I have written in these pages, on several occasions, that your failure to give Ugandans assurance that their country will for the first time change president without bloodshed was generating uncertainty and frustration. I also warned you that although Ugandans loved you so very much, justifiably because you dedicated a greater part of your life struggling to better their lives, you risked wasting away everything you had achieved due to your failure to show us that you are different from other selfish leaders who have led this country before. Uganda has seen several “liberators” and “freedom fighters” turn into predators and self-liberators.
It is our failure to right some of these political wrongs that is making our neighbours in Kenya and Tanzania fear to integrate with us. My damn feeling is that they are reluctant to cooperate with us in a political federation because of our dirty past, present and thus an uncertain future.
Likewise, our economy has stagnated because of political uncertainty. We are running around writing plans and visions purportedly to transform the economy before you leave power. Alas that is not how economies transform. Economics collapses when politics fails. The reason our economy collapsed in the 1970s and ’80s was not because Obote and other leaders could not write good plans. No. It collapsed because the politics had failed and they failed to fix it.
Likewise, the reason the economy recovered quite impressively in the 1990s and early 2000s was not because Uganda had oil or much electricity. Never! The economic recovery of the past two decades was a result of the good politics and predictability that enabled several economic reforms to take place.
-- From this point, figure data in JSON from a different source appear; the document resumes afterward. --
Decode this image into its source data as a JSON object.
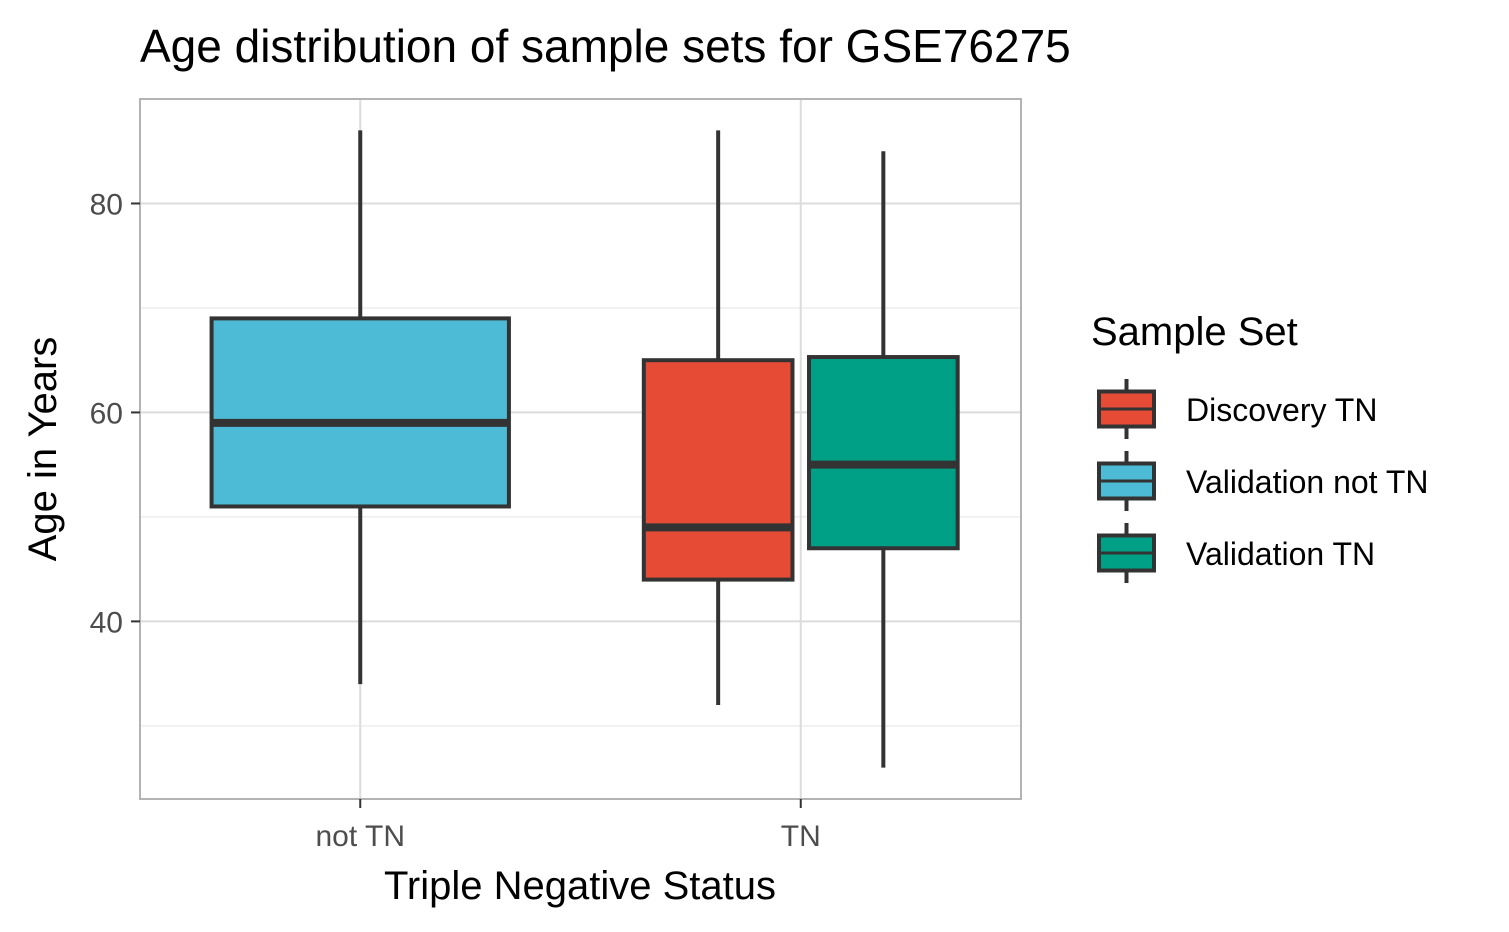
{
  "chart_data": {
    "type": "boxplot",
    "title": "Age distribution of sample sets for GSE76275",
    "xlabel": "Triple Negative Status",
    "ylabel": "Age in Years",
    "categories": [
      "not TN",
      "TN"
    ],
    "ylim": [
      23,
      90
    ],
    "yticks": [
      40,
      60,
      80
    ],
    "grid": true,
    "legend": {
      "title": "Sample Set",
      "placement": "right",
      "entries": [
        "Discovery TN",
        "Validation not TN",
        "Validation TN"
      ]
    },
    "series": [
      {
        "name": "Discovery TN",
        "color": "#E64B35",
        "category": "TN",
        "slot": 0,
        "slots": 2,
        "min": 32,
        "q1": 44,
        "median": 49,
        "q3": 65,
        "max": 87
      },
      {
        "name": "Validation not TN",
        "color": "#4DBBD5",
        "category": "not TN",
        "slot": 0,
        "slots": 1,
        "min": 34,
        "q1": 51,
        "median": 59,
        "q3": 69,
        "max": 87
      },
      {
        "name": "Validation TN",
        "color": "#00A087",
        "category": "TN",
        "slot": 1,
        "slots": 2,
        "min": 26,
        "q1": 47,
        "median": 55,
        "q3": 65.3,
        "max": 85
      }
    ]
  }
}
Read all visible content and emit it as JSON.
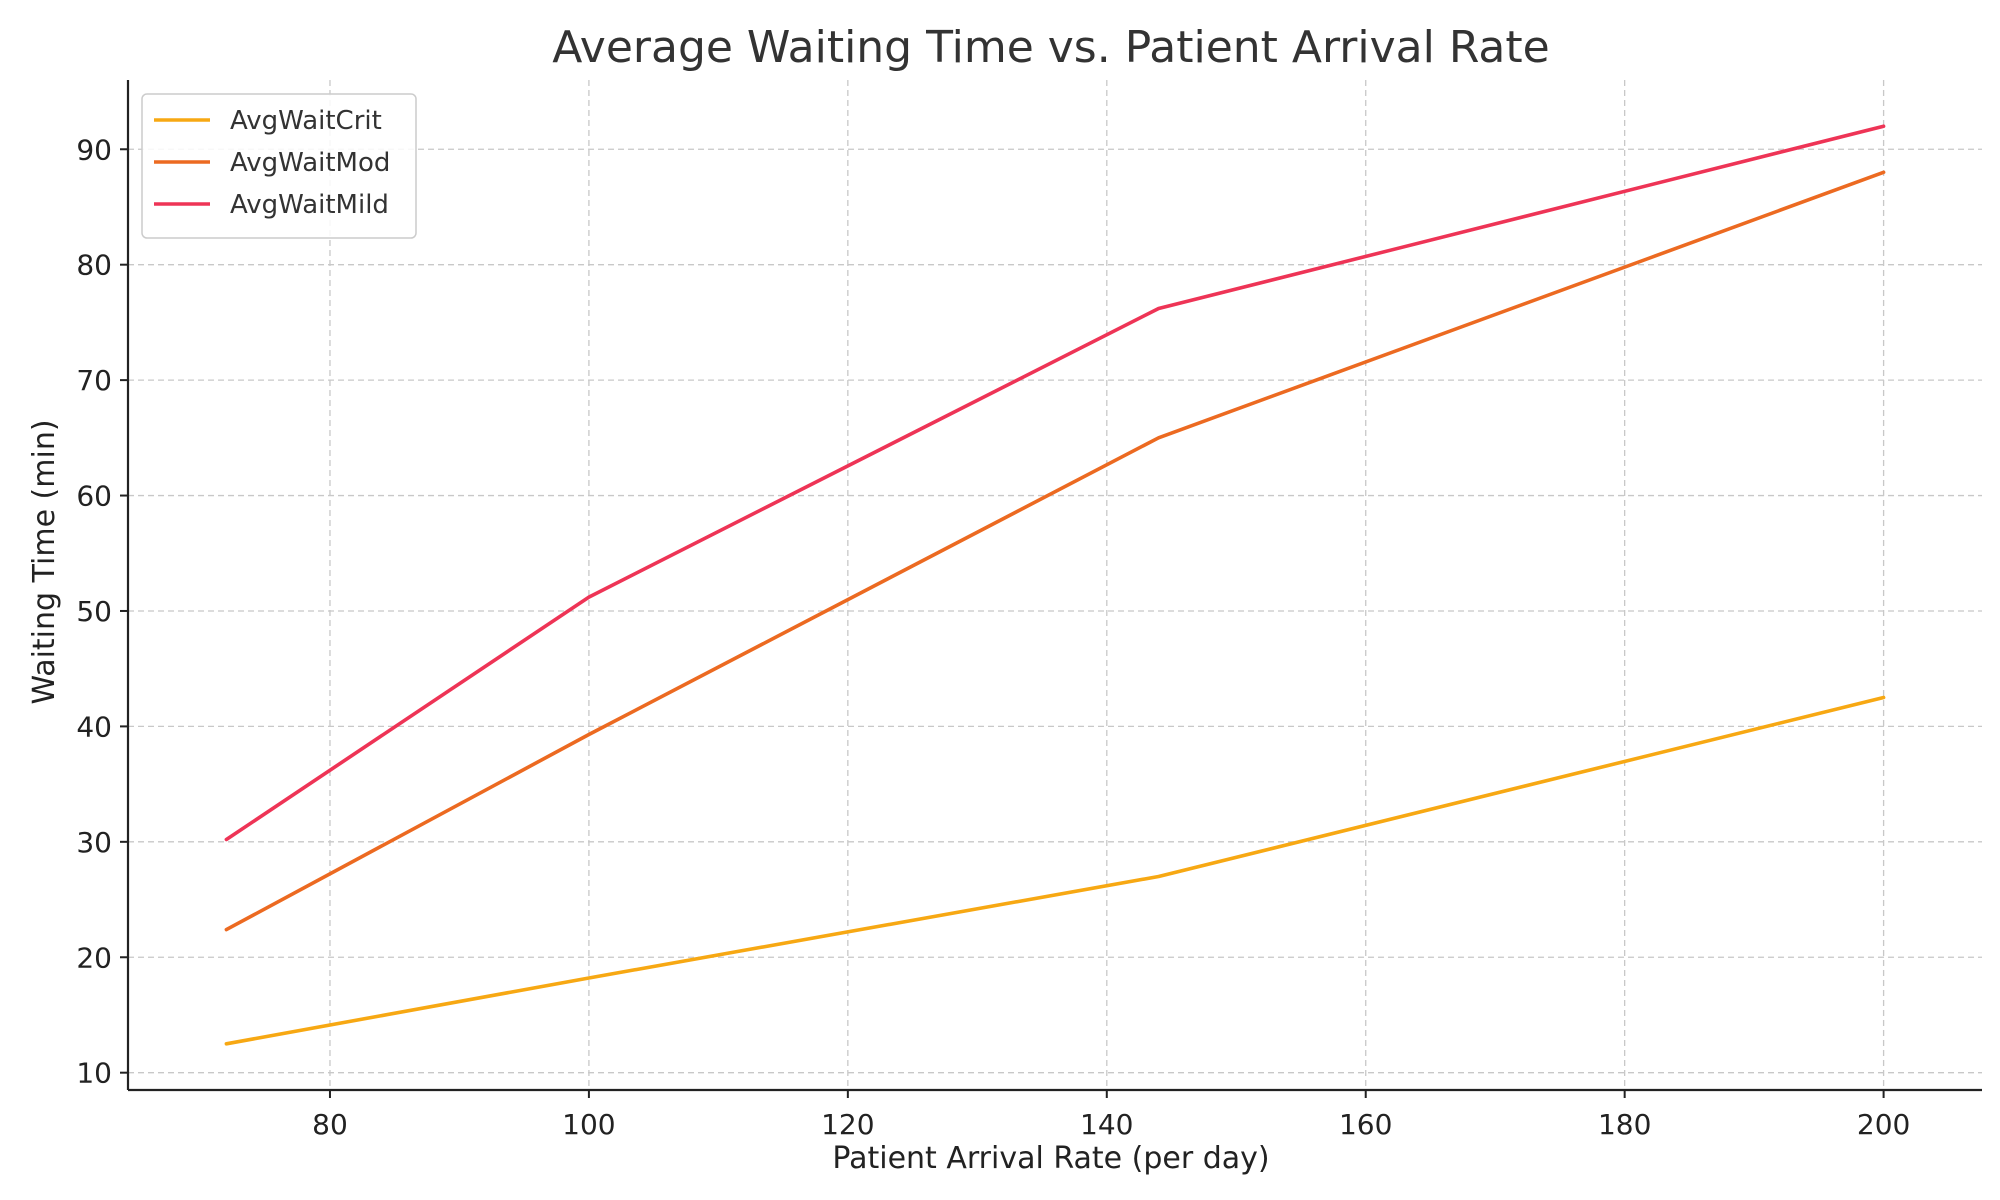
{
  "chart_data": {
    "type": "line",
    "title": "Average Waiting Time vs. Patient Arrival Rate",
    "xlabel": "Patient Arrival Rate (per day)",
    "ylabel": "Waiting Time (min)",
    "x": [
      72,
      100,
      144,
      200
    ],
    "xlim": [
      64.4,
      207.6
    ],
    "ylim": [
      8.5,
      96
    ],
    "xticks": [
      80,
      100,
      120,
      140,
      160,
      180,
      200
    ],
    "yticks": [
      10,
      20,
      30,
      40,
      50,
      60,
      70,
      80,
      90
    ],
    "grid": true,
    "legend_position": "top-left",
    "series": [
      {
        "name": "AvgWaitCrit",
        "color": "#f7a813",
        "values": [
          12.5,
          18.2,
          27.0,
          42.5
        ]
      },
      {
        "name": "AvgWaitMod",
        "color": "#ec6a21",
        "values": [
          22.4,
          39.3,
          65.0,
          88.0
        ]
      },
      {
        "name": "AvgWaitMild",
        "color": "#ee3456",
        "values": [
          30.2,
          51.2,
          76.2,
          92.0
        ]
      }
    ]
  }
}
The reason investment expenditure and consumption are dwindling toady is because people are no longer certain about the future. Like I wrote in these pages not a long time ago, people make intertemporal choices, such as households deciding how much to save or to spend, or whether to consume now or in the future. Or business firms having to decide how much to invest now, whether to borrow or sell part of its assets in order to obtain capital to invest and increase its future output and create higher profits, depending on the future expectations.
History has taught Ugandans to form their expectations about the future basing on the extent to which their expectations about the present period turned out to be wrong! Mr President, you leaders and politicians are letting Ugandans down.
Your divisive politics has left the population disunited, polarised and unpatriotic. Kenya offers good lessons on how to unite an ethnically, politically and religiously diverse society. Above all it offers vital lessons on how a country can quickly jump from failure to unprecedented success even in the face of several security threats.